By OddParticle 0 Comments
During the first half of my life so far, time really felt like it stood still. For a long time, nothing seemed to change (the same TV shows were always on and people on TV and in my life were always around). So loss was not something I was familiar with until late in my teens or early 20's, when some more distant family members passed away.
During my 20's, celebrities I'd been familiar with while growing up began to pass away, with the rate increasing relatively drastically as I got older. Still, I haven't lost anyone really close to me, yet, and I try not to forget how lucky that makes me.
I remember the news of Michael Jackson having SOME affect on me. As did news of Heath Ledger, John Ritter, Christopher Reeve, and Brittany Murphy. But the affect was just a tinge of sadness. Unlike many fans, I never did develop any deep feeling toward celebrities, in the past, even ones I enjoyed very much. At least not enough to have a deep personal attachment.
But here, on this day, two days after first hearing the news, the passing of Ryan Davis still sticks with me. It's affected me on a deeper level than I could imagine for a web celebrity that I'd never met and only been following for a few months.

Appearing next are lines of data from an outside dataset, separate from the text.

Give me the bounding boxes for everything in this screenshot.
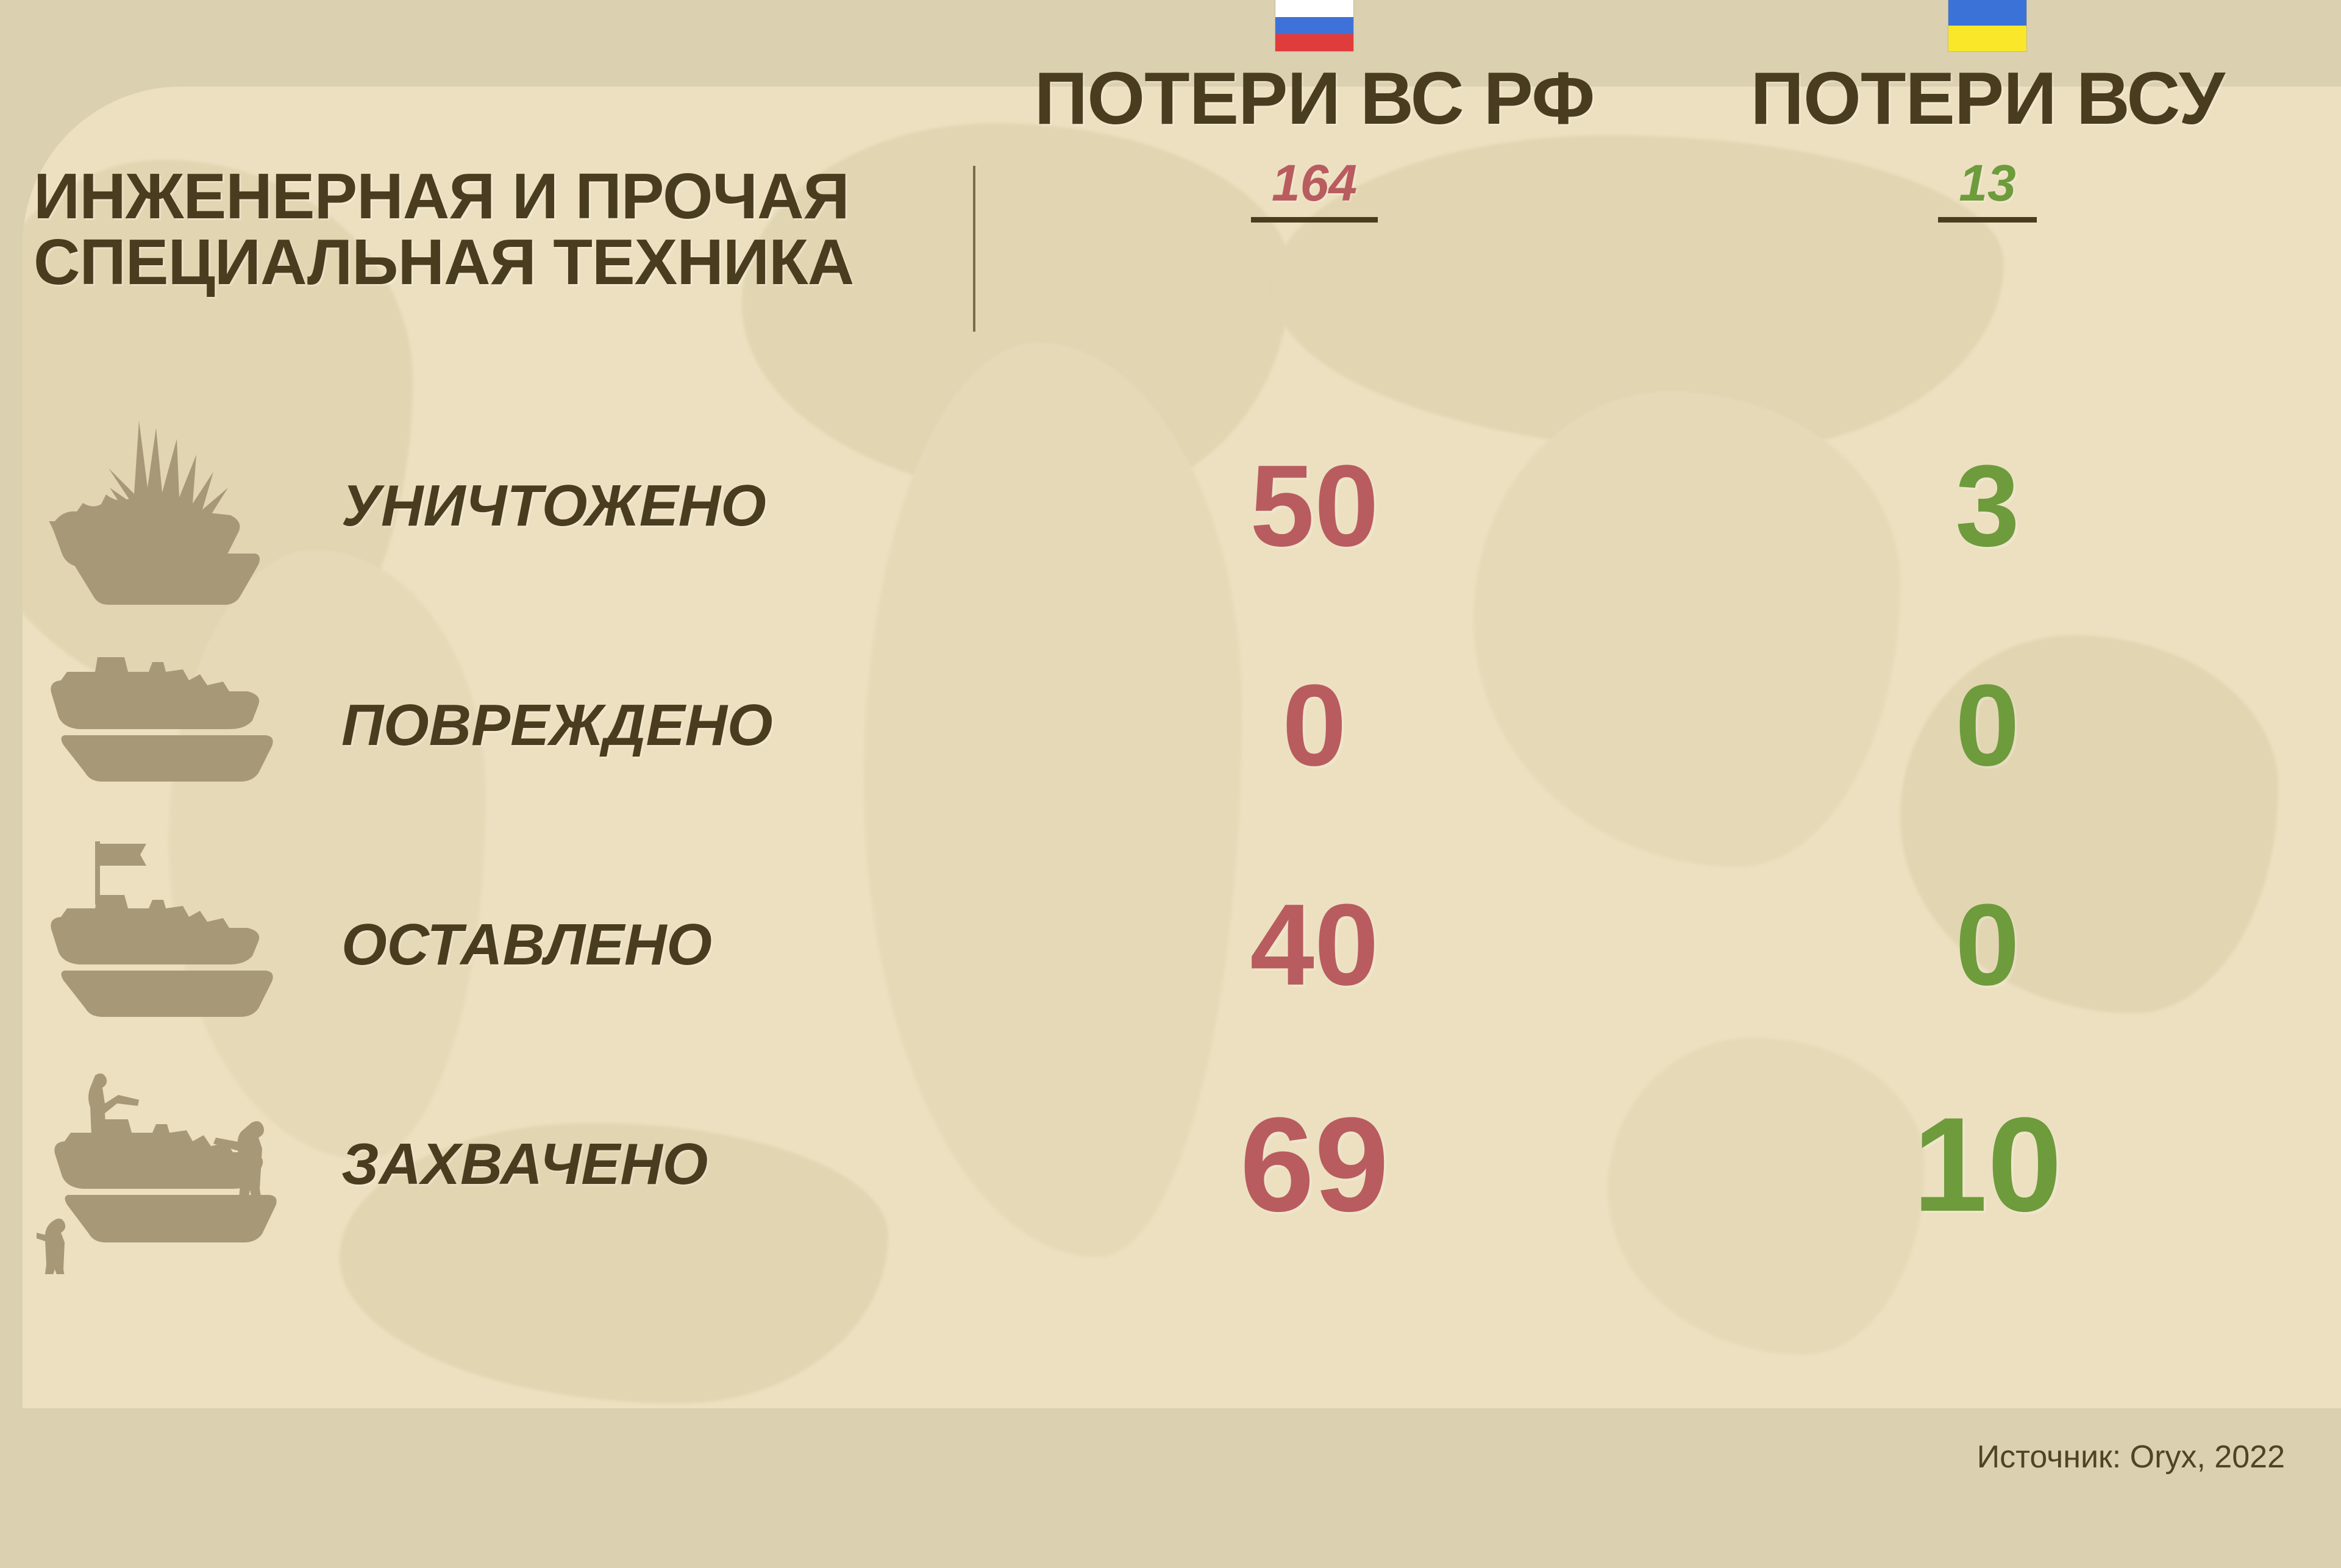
flag-russia-icon	[1275, 0, 1353, 51]
column-total-ukraine: 13	[1938, 157, 2036, 223]
table-row: ЗАХВАЧЕНО 69 10	[0, 1055, 2341, 1274]
row-value-russia: 69	[973, 1055, 1656, 1274]
page-title: ИНЖЕНЕРНАЯ И ПРОЧАЯ СПЕЦИАЛЬНАЯ ТЕХНИКА	[34, 163, 966, 295]
column-header-russia: ПОТЕРИ ВС РФ 164	[973, 0, 1656, 223]
damaged-vehicle-icon	[37, 616, 341, 835]
table-row: ПОВРЕЖДЕНО 0 0	[0, 616, 2341, 835]
row-label: ПОВРЕЖДЕНО	[341, 616, 772, 835]
flag-ukraine-icon	[1948, 0, 2026, 51]
header: ИНЖЕНЕРНАЯ И ПРОЧАЯ СПЕЦИАЛЬНАЯ ТЕХНИКА …	[0, 0, 2341, 341]
source-attribution: Источник: Oryx, 2022	[1977, 1439, 2285, 1475]
row-value-ukraine: 0	[1646, 835, 2329, 1055]
row-label: ЗАХВАЧЕНО	[341, 1055, 708, 1274]
column-total-russia: 164	[1251, 157, 1378, 223]
row-value-russia: 0	[973, 616, 1656, 835]
column-label-ukraine: ПОТЕРИ ВСУ	[1646, 61, 2329, 135]
column-header-ukraine: ПОТЕРИ ВСУ 13	[1646, 0, 2329, 223]
captured-vehicle-soldiers-icon	[37, 1055, 341, 1274]
row-value-russia: 50	[973, 396, 1656, 616]
abandoned-vehicle-flag-icon	[37, 835, 341, 1055]
page-title-line-1: ИНЖЕНЕРНАЯ И ПРОЧАЯ	[34, 160, 849, 232]
row-value-ukraine: 10	[1646, 1055, 2329, 1274]
row-label: ОСТАВЛЕНО	[341, 835, 712, 1055]
column-label-russia: ПОТЕРИ ВС РФ	[973, 61, 1656, 135]
row-label: УНИЧТОЖЕНО	[341, 396, 766, 616]
row-value-ukraine: 0	[1646, 616, 2329, 835]
infographic-frame: ИНЖЕНЕРНАЯ И ПРОЧАЯ СПЕЦИАЛЬНАЯ ТЕХНИКА …	[0, 0, 2341, 1568]
row-value-ukraine: 3	[1646, 396, 2329, 616]
destroyed-vehicle-explosion-icon	[37, 396, 341, 616]
table-row: УНИЧТОЖЕНО 50 3	[0, 396, 2341, 616]
row-value-russia: 40	[973, 835, 1656, 1055]
table-row: ОСТАВЛЕНО 40 0	[0, 835, 2341, 1055]
page-title-line-2: СПЕЦИАЛЬНАЯ ТЕХНИКА	[34, 229, 966, 295]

So, as I tend to do, I began to analyze why. It turns out the reason is incredibly simple. Though I enjoy the work of many actors and musicians, the side we see of those celebrities is seldom real. In fact, for many, I believe even they've lost track of who they really are in order to put the right face forward toward the public eye.
In a word, the side we see of most celebrities is FAKE. So you don't ever really know them and thus, unless you're delusional, it's impossible to make any connection with them.
What makes Ryan and the rest of the Giant Bomb crew different is that they aren't really putting up any sort of front. And despite the fact that they are humorists and showmen, they've mostly just been themselves, which is difficult to make entertaining. But they succeeded, and because of this, we've all spent time with them. And though most of us have never met the crew in person, that infectious sense of genuine-ness that they project makes us all want to. Not to get an autograph or fawn over them, but to hang out with them and share a conversation.
This is what you do with friends.
And that's why the loss of Ryan Davis has been so affecting.
R.I.P., big man. It would have been an honor to have had your face sweat-stained to my shirt.